As the official and only son of David Splitgerber senior, the most powerful banker and industrialist in Prussia at the time, David junior grew up in a highly sheltered environment, but was noticed at an early age as a cross-driver and a difficult-to-educate youth. He showed neither inclination nor talent to take on a role in his parents' industrial company and bank ( banking and trading house Splitgerber & Daum ), and was therefore soon after his adolescence, but especially because of the good reputation of his parents as a good-for-nothing and "playboy" Not being able to inflict arbitrary damage, moved away from Berlin to a parental estate in the provinces near Eberswalde, where, contrary to expectations, he developed into a capable lord of the manor and where he began a fantastic career as a result.

Ennoblement and career

Crown Prince Friedrich around 1739 (painting by Antoine Pesne )

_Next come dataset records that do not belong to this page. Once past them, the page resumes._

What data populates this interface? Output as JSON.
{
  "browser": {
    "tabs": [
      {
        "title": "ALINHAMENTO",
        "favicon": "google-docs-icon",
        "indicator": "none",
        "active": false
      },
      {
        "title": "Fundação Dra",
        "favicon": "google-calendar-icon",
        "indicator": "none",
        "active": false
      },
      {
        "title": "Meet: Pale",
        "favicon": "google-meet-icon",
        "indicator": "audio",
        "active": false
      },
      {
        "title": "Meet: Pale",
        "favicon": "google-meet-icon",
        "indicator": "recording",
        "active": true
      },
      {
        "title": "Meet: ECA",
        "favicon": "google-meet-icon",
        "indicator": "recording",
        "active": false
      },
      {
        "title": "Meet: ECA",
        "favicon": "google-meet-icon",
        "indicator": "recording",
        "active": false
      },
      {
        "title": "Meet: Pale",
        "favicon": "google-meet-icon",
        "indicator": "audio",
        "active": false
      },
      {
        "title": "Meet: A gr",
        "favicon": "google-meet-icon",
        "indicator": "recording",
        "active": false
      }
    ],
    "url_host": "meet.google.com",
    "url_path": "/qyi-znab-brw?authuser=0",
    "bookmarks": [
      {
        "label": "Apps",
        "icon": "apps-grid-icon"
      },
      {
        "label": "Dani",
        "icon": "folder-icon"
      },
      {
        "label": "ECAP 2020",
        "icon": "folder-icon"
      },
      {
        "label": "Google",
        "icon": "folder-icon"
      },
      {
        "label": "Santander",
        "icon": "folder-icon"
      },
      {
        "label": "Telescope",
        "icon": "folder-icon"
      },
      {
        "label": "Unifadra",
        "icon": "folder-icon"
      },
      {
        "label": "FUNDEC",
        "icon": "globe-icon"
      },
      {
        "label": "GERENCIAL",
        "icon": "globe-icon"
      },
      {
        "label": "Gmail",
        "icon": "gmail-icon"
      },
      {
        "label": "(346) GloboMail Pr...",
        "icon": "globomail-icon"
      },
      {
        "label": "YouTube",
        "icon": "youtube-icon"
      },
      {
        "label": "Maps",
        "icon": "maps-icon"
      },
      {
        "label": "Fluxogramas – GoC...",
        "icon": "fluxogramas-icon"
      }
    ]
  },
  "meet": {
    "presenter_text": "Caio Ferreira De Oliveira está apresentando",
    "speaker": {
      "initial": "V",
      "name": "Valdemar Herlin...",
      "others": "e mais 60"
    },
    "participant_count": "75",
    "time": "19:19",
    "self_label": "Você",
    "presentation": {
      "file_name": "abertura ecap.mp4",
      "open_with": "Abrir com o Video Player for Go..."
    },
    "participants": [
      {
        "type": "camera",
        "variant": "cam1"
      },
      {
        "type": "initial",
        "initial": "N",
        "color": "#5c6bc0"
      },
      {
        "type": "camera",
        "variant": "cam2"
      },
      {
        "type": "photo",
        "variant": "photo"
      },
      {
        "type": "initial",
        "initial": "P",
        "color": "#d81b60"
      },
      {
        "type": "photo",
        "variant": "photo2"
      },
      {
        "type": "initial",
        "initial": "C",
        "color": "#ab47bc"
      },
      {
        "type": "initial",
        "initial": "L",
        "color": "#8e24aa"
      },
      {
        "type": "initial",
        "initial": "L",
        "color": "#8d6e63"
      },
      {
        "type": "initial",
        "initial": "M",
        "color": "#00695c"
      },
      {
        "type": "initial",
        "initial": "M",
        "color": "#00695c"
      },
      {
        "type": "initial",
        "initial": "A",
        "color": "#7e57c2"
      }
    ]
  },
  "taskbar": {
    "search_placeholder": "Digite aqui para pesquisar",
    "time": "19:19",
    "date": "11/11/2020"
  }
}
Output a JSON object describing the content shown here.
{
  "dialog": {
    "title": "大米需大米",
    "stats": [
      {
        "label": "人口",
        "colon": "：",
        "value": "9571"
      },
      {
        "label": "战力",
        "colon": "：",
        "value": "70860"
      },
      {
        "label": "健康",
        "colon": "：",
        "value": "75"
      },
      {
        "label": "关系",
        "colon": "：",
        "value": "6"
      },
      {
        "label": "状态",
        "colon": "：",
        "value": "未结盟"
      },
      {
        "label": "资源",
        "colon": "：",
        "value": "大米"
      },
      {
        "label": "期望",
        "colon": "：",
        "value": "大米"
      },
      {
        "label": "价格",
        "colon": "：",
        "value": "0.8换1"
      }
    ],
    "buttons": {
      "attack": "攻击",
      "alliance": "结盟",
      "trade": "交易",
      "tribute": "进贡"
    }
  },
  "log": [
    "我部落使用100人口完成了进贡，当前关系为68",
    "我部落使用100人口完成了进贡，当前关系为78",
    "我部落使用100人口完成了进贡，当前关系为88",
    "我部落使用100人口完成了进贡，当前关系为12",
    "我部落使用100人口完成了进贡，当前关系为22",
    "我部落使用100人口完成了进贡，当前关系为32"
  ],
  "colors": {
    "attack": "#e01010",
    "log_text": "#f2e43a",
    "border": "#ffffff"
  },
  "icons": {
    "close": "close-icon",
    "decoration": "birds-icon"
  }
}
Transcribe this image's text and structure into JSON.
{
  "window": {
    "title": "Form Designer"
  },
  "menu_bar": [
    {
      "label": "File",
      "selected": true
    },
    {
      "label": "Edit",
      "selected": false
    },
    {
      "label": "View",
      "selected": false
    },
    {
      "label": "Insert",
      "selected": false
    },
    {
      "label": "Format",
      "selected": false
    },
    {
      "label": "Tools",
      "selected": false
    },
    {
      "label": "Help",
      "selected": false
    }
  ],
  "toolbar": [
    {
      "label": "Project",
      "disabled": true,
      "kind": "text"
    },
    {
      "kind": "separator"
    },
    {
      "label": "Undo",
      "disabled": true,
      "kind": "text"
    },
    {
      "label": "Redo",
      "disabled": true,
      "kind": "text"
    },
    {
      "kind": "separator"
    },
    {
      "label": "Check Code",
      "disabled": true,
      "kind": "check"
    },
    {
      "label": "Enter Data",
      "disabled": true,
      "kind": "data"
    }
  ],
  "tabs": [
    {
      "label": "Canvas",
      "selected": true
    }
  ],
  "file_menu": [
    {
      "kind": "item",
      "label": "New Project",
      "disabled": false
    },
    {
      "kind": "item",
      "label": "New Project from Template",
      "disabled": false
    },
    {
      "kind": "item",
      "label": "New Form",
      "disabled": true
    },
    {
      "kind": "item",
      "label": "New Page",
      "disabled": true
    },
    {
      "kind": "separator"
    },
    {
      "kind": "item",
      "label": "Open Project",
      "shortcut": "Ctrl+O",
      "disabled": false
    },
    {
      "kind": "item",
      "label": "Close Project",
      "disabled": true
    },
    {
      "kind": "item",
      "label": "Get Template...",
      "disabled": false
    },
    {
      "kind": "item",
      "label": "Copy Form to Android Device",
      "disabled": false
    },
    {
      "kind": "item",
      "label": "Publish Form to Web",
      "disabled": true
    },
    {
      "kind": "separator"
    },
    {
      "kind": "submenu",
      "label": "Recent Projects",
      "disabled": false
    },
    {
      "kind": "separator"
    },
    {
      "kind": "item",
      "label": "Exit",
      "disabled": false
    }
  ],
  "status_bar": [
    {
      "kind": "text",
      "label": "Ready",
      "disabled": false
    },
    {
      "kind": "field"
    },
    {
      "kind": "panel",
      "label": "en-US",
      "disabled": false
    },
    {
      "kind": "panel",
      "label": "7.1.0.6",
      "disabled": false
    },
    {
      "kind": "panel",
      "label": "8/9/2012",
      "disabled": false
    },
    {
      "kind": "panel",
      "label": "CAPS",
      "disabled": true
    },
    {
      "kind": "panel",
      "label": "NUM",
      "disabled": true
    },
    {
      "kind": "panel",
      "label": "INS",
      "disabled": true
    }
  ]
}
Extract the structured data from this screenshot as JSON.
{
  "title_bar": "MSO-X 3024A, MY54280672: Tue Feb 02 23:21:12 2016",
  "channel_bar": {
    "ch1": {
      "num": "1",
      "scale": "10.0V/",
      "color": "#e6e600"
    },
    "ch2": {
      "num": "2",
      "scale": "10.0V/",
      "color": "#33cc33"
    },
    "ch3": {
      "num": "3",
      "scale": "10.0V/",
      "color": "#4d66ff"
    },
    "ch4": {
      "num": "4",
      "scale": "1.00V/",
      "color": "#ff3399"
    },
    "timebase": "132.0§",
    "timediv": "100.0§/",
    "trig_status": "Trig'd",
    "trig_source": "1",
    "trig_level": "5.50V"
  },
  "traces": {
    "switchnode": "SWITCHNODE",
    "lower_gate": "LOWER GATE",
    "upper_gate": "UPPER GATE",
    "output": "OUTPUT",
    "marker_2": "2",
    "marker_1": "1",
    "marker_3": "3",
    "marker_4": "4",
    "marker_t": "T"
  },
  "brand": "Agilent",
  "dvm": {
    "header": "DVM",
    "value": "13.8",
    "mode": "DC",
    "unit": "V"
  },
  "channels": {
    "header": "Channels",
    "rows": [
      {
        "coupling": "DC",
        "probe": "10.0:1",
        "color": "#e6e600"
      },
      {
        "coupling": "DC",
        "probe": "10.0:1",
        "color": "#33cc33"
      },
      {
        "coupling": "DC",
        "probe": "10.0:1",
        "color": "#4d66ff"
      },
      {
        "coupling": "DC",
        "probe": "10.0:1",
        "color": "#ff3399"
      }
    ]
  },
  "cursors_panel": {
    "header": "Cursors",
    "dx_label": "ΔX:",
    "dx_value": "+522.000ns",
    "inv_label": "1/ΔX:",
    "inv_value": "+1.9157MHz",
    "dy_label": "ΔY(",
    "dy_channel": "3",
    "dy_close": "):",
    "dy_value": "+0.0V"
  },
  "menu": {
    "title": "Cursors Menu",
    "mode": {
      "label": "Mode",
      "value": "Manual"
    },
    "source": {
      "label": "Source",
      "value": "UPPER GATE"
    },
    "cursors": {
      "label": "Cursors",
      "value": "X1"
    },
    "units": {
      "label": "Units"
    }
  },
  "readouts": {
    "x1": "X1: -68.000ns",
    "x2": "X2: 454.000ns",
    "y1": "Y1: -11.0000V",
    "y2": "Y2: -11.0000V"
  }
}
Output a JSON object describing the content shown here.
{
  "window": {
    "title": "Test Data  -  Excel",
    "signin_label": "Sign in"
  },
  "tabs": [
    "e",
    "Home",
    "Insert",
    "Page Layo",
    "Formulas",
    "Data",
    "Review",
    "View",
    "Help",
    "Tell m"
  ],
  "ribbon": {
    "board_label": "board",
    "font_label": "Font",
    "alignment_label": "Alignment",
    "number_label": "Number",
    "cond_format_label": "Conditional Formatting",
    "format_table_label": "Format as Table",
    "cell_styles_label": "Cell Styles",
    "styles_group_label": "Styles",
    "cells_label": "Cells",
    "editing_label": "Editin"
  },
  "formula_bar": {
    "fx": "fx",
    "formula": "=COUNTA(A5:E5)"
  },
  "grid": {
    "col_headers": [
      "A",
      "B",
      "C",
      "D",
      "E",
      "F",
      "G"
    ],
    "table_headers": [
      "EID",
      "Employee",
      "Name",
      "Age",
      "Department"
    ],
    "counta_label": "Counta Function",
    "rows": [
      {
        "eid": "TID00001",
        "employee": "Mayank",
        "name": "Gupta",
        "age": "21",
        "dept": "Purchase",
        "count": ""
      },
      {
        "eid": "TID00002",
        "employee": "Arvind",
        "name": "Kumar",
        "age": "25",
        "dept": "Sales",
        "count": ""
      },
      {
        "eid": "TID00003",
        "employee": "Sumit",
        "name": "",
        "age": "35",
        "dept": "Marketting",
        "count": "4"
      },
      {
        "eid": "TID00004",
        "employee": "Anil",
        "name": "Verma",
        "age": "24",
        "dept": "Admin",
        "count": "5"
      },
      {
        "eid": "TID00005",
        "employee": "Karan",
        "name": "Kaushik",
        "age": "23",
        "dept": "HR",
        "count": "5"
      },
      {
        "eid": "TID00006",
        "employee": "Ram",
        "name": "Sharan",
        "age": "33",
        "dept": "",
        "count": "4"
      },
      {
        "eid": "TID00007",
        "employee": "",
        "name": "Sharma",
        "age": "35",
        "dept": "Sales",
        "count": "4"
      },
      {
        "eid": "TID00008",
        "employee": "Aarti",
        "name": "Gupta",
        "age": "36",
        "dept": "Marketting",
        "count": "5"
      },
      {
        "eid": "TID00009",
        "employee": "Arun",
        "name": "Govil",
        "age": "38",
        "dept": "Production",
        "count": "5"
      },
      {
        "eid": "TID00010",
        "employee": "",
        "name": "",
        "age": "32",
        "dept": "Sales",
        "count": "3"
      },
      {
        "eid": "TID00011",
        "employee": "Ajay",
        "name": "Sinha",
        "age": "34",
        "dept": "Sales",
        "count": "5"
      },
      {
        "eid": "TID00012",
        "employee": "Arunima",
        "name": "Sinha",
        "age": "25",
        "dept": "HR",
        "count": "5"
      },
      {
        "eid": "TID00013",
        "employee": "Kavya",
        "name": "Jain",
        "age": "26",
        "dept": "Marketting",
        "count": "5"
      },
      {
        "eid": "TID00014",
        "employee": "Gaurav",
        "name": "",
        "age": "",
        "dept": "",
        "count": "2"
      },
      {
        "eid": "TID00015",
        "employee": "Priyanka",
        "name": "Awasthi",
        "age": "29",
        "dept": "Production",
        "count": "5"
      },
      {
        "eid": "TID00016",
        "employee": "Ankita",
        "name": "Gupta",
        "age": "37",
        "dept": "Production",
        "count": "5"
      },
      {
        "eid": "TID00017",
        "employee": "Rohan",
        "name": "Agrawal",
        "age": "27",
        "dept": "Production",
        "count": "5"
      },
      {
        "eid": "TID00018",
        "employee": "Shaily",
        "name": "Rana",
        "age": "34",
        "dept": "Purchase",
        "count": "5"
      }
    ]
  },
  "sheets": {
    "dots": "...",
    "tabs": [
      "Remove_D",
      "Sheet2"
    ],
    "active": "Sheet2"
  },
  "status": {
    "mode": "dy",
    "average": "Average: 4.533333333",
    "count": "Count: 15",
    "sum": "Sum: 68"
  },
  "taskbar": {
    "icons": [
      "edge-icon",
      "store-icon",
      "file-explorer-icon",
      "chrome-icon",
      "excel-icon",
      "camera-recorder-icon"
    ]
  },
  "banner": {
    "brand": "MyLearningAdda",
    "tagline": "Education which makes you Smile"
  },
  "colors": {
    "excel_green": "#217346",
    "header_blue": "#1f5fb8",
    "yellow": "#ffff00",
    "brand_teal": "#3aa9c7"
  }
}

In 1772 he was promoted by Prince Ferdinand of Prussia to "Maître de la Chasse", in German Jägermeister, and a few years later he was accredited to the Order of St. John, and he was also given clerical honors, for example the admission to the Sancti Gangolphi collegiate monastery , as well as into the cathedral chapter of the diocese of Cammin, until his career finally reached its zenith on January 24, 1789 with the elevation to the hereditary Prussian nobility by the successor of Frederick the Great , King Frederick William II .

Suspicion of descent from King Frederick the Great

The accumulation of honors given to a scion from the best bourgeois family, but without belonging to a noble family and also without having attracted attention through excessive merits in the course of his life, raised the suspicion that only a superordinate fact could be the cause of such a career. The philosopher and writer John Barnick gathered in his 2001 posthumously published book A silent Ahn minutely all the evidence that raise the suspicion that David Splitgerber no biological son of the royal house banker David Splitgerber could be senior, but rather an illegitimate child of Frederick the Great be must.

Evidence of royal ancestry

King Frederick II, who had been childless for eight years at that time , went into his first war of conquest against Silesia in December 1740 , in which, as in the following, he took part in all of his wars and always at risk of serious risks to life and limb. Between mid-January and mid-February of 1741, however, he stayed at home in the City Palace of Berlin on vacation, occasionally organizing a glamorous pompous ball night, where he may have noticed the lady-in-waiting Sophia von Alkun for the first time and with whom he was before returning to the battlefield in mid-February probably secretly wrong. At the beginning of November of the same year, after the end of his first campaign, he returned to Berlin, where tragic hardship soon befell him when his secret lover Sophia von Alkun, who was impregnated by him, died in childbirth while giving birth to her son and consequently left behind a half orphaned and illegitimate child , which should nevertheless grow up to some extent befitting and in orderly circumstances and also not too far from the biological father. An arrangement with the heavily wealthy banker and industrialist, as well as financier and confidante of the king, David Splitgerber senior, was the obvious choice . Carefully prepared and also taking into account the fact that David Splitgerber's wife Johanna Dorothea gave birth to a daughter in the same year, the fictitious official date of birth of December 31, 1741 was chosen with a correspondingly biologically necessary distance, so that under the name of his foster father David Splitgerber that Child could grow up in decency and dignity and then walk on its successful path in life.

Literature and Sources

Individual evidence

  1. ^ Ernst Heinrich Kneschke : New general German nobility lexicon . Volume 8, Leipzig 1868, p. 569 f.
  2. See letter of nobility from Friedrich Wilhelm of Prussia.
  3. ^ Franz Engel (Ed.): Publication of the Historical Commission for Pomerania. Issue 15, Pomeranian Life Pictures, Volume IV, p. 83.
  4. Handbook on the royal Prussian court and state for the year 1800. P. 305.
  5. Register of the flourishing and dead nobility in Germany. Volume 4, p. 6.
  6. Johannes Barnick: The silent ancestor, life and secret of the Jägermeister David von Splitgerber. P. 41.